The fact is no one particularly wants to build new coal plants in the US anyway. There are too many existing barriers. Natural gas and renewable energy undercut them; other EPA air regulations (e.g., on particulates and mercury) make them expensive; and a plateau in electricity consumption has reduced demand for them. So it could be argued that EPA's carbon rule for new power plants is redundant — another brick in a wall that's already too high to scale.

In particular, whether CCS is included in the rule seems unlikely to make the difference between coal plants getting built or not built. If coal plants can't get over current barriers, the question of exactly how high to build further barriers may seem academic.

The reason greens are so keen on the rule is that it will serve as a permanent backstop to these existing barriers. Even if the market changes in unexpected ways — say, natural gas prices skyrocket, or there's a surge in demand — the carbon rule will prevent utilities from returning to new coal.

Naturally, greens would prefer the highest, strongest possible backstop, which is what CCS would represent.

The most important thing about the rule is that it doesn't delay the next rule

While EPA's carbon rules for new power plants are mostly a backstop, its carbon rules for existing plants (the Clean Power Plan) might actually have some bite. However, the latter rule cannot go into effect until the former does.

That means it's extremely important for NSPS to survive legal challenges and be implemented as soon as possible, so that the Clean Power Plan can be implemented while Obama is still president.

Worst case scenario: CCS stays in, it loses in court, and EPA is forced to start all over again on NSPS. That would delay the Clean Power Plan for years, possibly putting it in the hands of, say, President Rubio, who is unlikely to treat it with tender care.

EPA faces a choice here between environmental risk and legal risk. It may decide that the environmental benefits of including CCS are modest compared with the legal danger it poses to the rule.

If CCS goes, the standard will have to get weaker

If EPA dropped CCS from its list of "adequately demonstrated" systems of emission reduction, it would inevitably have to weaken the carbon standard for new coal plants, since CCS is the only way to meet the current standard of 1,100 pounds of CO2 per megawatt-hour.

But there is a fallback position.

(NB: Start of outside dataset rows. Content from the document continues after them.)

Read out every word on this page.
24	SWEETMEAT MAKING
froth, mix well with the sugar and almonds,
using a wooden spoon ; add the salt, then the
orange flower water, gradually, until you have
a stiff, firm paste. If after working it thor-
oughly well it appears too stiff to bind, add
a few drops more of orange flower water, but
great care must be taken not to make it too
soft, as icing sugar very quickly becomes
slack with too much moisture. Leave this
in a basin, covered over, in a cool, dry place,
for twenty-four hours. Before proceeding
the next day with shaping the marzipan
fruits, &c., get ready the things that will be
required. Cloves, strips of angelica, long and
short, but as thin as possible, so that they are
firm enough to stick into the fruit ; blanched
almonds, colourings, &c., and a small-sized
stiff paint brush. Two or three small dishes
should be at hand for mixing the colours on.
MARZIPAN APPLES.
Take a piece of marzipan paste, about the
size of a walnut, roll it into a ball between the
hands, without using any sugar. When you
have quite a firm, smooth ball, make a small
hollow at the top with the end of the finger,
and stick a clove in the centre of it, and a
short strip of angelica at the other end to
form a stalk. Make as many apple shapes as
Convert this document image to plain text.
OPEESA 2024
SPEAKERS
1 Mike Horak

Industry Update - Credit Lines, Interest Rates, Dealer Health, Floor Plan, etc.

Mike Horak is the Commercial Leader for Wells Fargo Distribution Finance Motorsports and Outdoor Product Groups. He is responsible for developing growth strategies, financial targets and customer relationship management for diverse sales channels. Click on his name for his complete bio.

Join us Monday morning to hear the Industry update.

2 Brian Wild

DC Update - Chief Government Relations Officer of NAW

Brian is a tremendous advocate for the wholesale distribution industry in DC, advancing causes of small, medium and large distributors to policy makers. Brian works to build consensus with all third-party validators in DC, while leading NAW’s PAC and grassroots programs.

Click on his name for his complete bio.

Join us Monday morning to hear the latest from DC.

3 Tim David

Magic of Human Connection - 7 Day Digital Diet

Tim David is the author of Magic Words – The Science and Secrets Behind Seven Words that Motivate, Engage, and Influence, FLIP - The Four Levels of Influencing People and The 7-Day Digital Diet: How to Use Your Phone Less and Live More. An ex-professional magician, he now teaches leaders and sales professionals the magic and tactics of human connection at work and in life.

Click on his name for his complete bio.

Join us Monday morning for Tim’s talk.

EPA could relax the standard to between 1,300 and 1,450 lbs/MWh, which is the average emission level of an integrated gasification combined-cycle (IGCC) coal plant. (The aforementioned Kemper plant is an IGCC plant with CCS added.)

An IGCC plant takes coal (or natural gas) and creates a purified syngas out of it, which it then burns to make power. Not only are IGCC plants more efficient than standard coal plants, but they also have environmental advantages: pollutants, including sulfur dioxide and in some cases carbon dioxide, are removed from the liquid fuel pre-combustion, which is a much more efficient process than removing them from post-combustion flue gas. So while CCS would add to the cost of an IGCC coal plant, it would add less than it would add to the cost of a traditional pulverized coal plant. For this reason, IGCC is often referred to as "CCS-ready." (A friend used to joke that it was like calling his driveway "Lamborghini-ready.")

IGCC coal plants aren't exactly popular — there are only two operational in the US, and like every IGCC plant in the world, they are heavily subsidized by the government. And they aren't cheap — their capital costs are much higher than a comparable natural gas combined-cycle plant. But at least IGCC is adequately demonstrated.

(Side note: a top-of-the-line conventional coal plant, i.e., an ultra-super-critical pulverized coal plant, emits around 1,600 to 1,700 lbs/MWh. But it could conceivably meet the IGCC emission standard by "co-firing" coal with natural gas or biomass. That would make it as expensive as IGCC, though, so kind of pointless.)

Much ado about possibly nothing

Again, this is all based on a single, unnamed source, so don't get too excited. (I know what all these acronyms do to you. Settle.) Enviros involved in the rulemaking process say they haven't heard anything about it and doubt that it's true.

So we'll wait and see. The final rule is due out in August, and there's sure to be plenty more to say about it then.